Meditação sem fronteiras

Miguel Urbano Rodrigues - Publicado: Quarta, 10 Fevereiro 2016 17:40

Há dois anos comecei a ler o Livro do Desassossego de Fernando Pessoa.


Retomei-a agora, em vésperas de outro Natal. Durante três semanas dediquei diariamente algumas horas ao livro, sobretudo à noite. Chegar à página 100 não foi fácil. Não recordo lentidão comparável na leitura de qualquer livro, excetuado O Capital de Marx.

Pessoa fascina-me e cansa-me. Leio por dever.

Ao teimar na leitura tomo consciência de que o cansaço que ela provoca é compensado pela meditação que desencadeia.

Perco-me a cada página no esforço para compreender. Raramente consigo, mas insisto. Porquê?

Zenith informa que o Livro do Desassossego, por ele editado e reeditado*, é uma soma de textos que Pessoa escreveu ao longo de duas décadas em «papel timbrado de escritórios onde trabalhava ou dos cafés que frequentava, papel almaço, folhas soltas, envelopes, papel arrancado a agendas ou cadernos, cartões, folhas impressas com anúncios ou outros textos - a qualquer hora e em qualquer lugar».

Como editor reuniu e ordenou todo esse material no livro que o autor pensava (?) publicar, mas não publicou.

A transcrição acima, extraída do prefácio de abertura dá uma ideia da colossal desarrumação e desassossego do escritor.

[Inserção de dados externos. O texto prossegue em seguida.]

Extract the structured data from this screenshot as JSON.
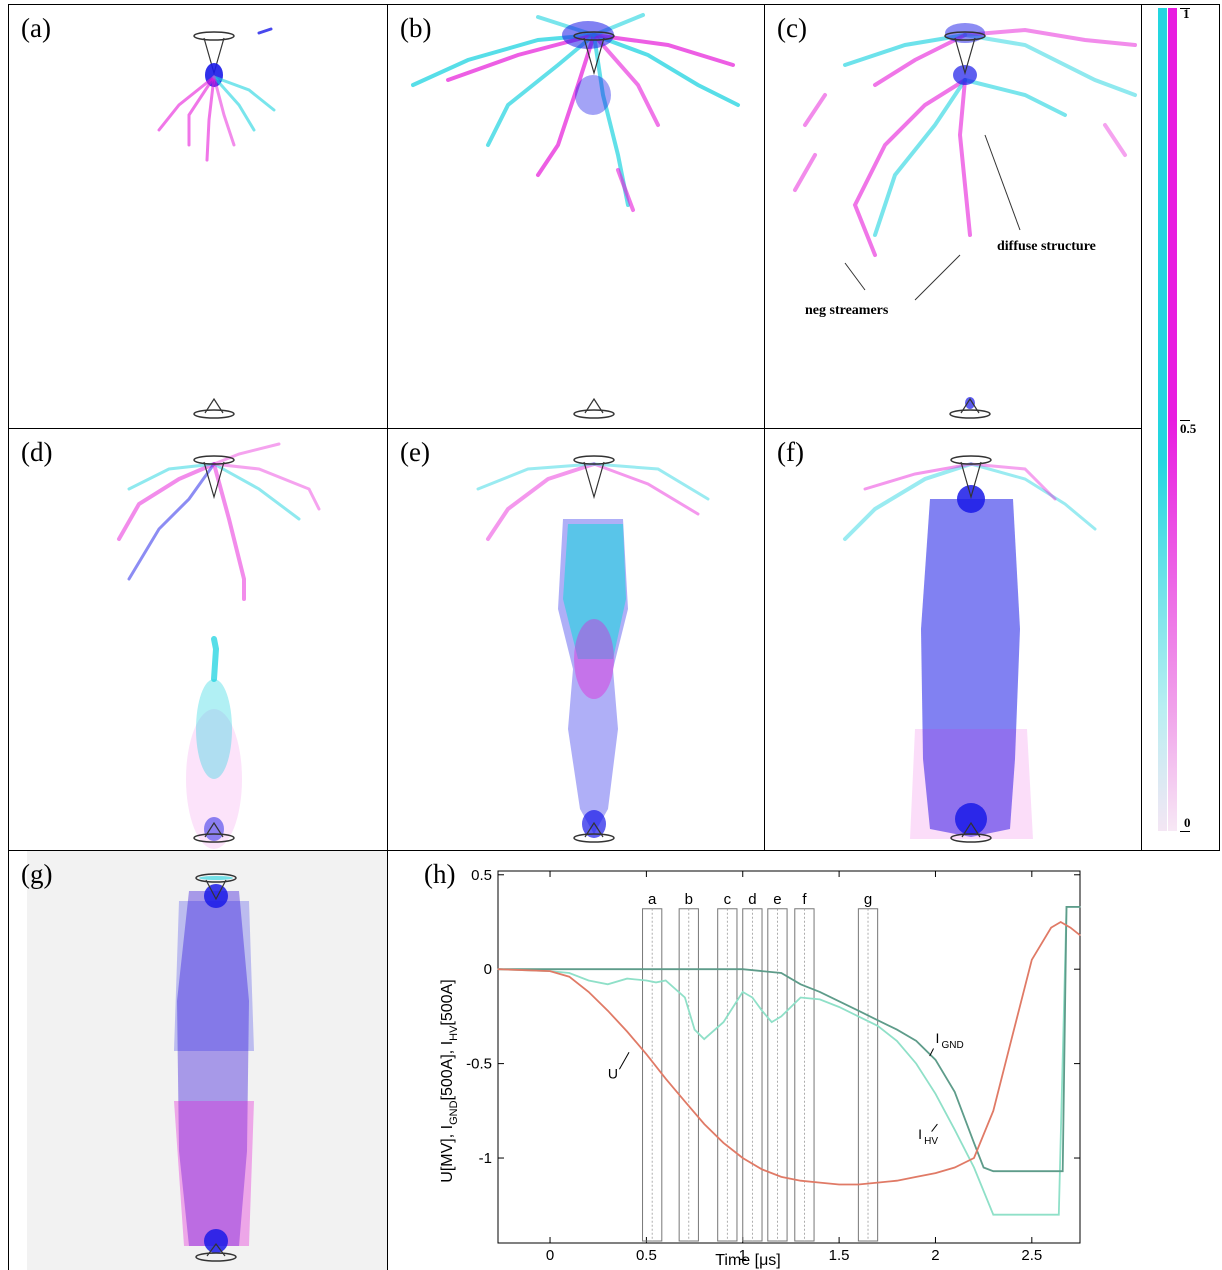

«Acontece – escreve Zenith – que a mais deslumbrante obra em prosa de Fernando Pessoa, uma obra que perdurará como um dos monumentos literários do seculo XX, nasceu de uma palavra: desassossego».

O génio de Pessoa desemboca numa escrita caótica difícil de acompanhar por leitores como eu.

As primeiras dezenas de páginas, após o breve esclarecimento em que atribui o livro (futuro) a um ajudante de guarda-livros são desassossegadas, mas incluem trechos sobre paisagens de Lisboa e do quotidiano da cidade, alternando com estados de alma do guarda-livros semi-heterónimo, primeiro Victor Guedes e, anos depois, Bernardo Soares, também guarda-livros numa empresa da rua dos Douradores.

Avançando na leitura, percebi que o livro evoluía para um diário íntimo «não de coisas vistas e feitas – lembra Zenith – mas de coisas pensadas e sentidas, as Confissões do autor, autobiografia sem factos». Ele «gravava a alma no papel».

Não conheço outro escritor em cuja escrita o sonho intervenha, onipresente, em avalanche, como nestas Confissões de Pessoa, muito mais profundas do que as de Jean Jacques Rousseau, que ingénuo, admitia ter ido a autobiografar-se mais longe do que outrem.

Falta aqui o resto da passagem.